A paralyzed veteran and his wife have met their fundraising goal and opened a non-profit recovery center for spinal-cord injured patients to recover.
Stay In Step, founded by Romy Camargo and wife, Gaby Camargo, offers treatment, rehabilitation and support services to veterans and civilians in Tampa, Fla., according to a press release.
Romy Camargo was paralyzed by a sniper bullet in 2008, during his third tour of duty in Afghanistan. He spent 18 months in intensive inpatient care and then traveled to Orlando twice a week for treatment. Camargo decided to help other paraplegics and quadriplegics by offering them a recovery center in Tampa, which is home to the James A. Haley VA Medical Center, the busiest polytrauma unit in the U.S., according to the release.
“With everyone’s support, we have built up a center that is going to impact so many lives,” Camargo said in the release. “Gaby said that we could do this — that we could open up this center in Tampa. And now it is a reality.”
“Stay In Step is dedicated to providing cutting-edge physical rehabilitation services and including the much-needed tools to win the mental game,” Gaby Camargo said in the release. “We want to create an environment for patients to support one another, share stories and give encouragement, and offer some relief from the intense daily schedule. Stay In Step provides a place of comfort, relaxation and shares a sense of family.”
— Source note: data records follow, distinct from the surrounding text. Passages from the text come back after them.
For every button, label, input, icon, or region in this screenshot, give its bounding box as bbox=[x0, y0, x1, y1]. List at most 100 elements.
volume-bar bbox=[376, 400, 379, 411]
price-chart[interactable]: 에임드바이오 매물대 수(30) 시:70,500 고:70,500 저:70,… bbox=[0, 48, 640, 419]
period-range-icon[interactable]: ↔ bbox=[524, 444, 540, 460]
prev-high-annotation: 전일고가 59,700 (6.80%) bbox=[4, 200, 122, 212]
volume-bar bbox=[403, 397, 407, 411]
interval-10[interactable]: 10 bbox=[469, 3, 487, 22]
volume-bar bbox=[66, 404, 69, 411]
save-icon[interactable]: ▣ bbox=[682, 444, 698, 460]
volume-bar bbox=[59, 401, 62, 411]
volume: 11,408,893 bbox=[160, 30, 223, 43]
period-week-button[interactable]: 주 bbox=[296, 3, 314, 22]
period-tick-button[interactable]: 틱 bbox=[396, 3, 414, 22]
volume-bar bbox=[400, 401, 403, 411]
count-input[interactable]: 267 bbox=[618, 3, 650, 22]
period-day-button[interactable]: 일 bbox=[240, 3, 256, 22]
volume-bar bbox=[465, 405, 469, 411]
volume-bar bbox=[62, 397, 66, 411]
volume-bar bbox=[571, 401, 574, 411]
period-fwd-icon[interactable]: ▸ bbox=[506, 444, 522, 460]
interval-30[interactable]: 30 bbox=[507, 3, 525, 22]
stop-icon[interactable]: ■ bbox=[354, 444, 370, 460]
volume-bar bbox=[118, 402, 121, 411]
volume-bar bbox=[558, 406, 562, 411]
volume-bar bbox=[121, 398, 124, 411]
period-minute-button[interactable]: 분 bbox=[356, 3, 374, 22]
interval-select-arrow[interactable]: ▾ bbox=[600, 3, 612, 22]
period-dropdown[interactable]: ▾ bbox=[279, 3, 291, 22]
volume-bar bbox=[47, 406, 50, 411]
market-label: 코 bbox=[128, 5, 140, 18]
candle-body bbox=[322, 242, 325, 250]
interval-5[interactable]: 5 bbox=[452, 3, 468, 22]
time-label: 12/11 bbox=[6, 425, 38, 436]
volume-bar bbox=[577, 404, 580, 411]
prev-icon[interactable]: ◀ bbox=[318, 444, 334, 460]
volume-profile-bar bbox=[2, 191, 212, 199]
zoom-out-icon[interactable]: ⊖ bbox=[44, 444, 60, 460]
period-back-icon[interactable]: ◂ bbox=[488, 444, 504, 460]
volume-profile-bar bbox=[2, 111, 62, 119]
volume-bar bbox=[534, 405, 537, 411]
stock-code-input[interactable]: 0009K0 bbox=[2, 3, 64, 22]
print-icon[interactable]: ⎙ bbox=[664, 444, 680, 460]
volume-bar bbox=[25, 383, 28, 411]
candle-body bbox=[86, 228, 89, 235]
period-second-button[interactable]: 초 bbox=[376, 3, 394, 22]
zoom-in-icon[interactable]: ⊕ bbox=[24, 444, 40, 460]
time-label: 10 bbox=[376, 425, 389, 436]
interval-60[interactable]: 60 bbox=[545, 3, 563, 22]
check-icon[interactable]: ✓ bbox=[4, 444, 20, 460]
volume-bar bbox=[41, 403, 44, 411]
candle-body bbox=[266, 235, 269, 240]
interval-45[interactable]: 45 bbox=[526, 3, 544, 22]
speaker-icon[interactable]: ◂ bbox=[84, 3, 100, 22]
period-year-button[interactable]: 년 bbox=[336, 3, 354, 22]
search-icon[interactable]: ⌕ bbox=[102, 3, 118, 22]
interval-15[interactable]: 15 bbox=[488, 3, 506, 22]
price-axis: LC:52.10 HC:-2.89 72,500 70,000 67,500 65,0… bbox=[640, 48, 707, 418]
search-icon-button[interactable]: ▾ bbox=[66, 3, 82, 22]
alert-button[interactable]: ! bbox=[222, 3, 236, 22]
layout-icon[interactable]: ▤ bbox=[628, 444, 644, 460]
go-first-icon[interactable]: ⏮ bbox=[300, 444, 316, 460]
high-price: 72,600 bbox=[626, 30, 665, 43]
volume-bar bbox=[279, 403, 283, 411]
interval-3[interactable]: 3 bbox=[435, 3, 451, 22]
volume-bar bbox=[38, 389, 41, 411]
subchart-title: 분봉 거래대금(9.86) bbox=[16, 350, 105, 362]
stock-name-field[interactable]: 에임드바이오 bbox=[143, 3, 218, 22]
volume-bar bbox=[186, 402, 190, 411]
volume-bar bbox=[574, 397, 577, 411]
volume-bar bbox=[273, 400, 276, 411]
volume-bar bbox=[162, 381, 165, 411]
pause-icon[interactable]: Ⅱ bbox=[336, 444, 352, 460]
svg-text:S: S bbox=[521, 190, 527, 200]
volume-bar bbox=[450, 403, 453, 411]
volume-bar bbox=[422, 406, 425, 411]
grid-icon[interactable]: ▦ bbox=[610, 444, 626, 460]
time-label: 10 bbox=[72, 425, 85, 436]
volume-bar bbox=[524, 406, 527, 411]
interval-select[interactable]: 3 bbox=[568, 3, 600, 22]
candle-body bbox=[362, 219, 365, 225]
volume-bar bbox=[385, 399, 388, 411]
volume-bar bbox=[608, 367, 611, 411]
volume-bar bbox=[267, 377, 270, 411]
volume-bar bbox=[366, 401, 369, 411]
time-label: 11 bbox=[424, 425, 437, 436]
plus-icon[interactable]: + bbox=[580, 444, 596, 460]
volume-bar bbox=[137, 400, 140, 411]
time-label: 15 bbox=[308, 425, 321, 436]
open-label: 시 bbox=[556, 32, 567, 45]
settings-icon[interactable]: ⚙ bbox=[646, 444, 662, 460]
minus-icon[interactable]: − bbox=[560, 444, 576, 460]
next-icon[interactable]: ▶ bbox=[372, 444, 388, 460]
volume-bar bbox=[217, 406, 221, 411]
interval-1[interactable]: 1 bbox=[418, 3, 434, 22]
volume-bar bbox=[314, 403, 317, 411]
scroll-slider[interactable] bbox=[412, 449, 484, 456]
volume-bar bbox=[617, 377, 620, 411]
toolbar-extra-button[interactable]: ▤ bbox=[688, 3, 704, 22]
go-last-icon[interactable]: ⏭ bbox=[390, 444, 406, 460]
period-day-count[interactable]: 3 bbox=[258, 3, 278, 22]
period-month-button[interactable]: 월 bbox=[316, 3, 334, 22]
The final $300,000 for the $750,000 facility was donated by Toyota. At the grand opening of the facility, Simon Nagata, Toyota Motor North America’s executive vice president and chief administrative officer, also presented Stay In Step with a wheelchair-accessible 2015 Toyota Sienna minivan.
“Supporting Stay In Step is aligned with Toyota’s corporate vision to lead the way to the future of mobility and enrich lives around the world with the safest and most responsible ways of moving people,” Nagata said. “Toyota is proud to support Stay In Step and the tremendous work of Romy and Gaby.”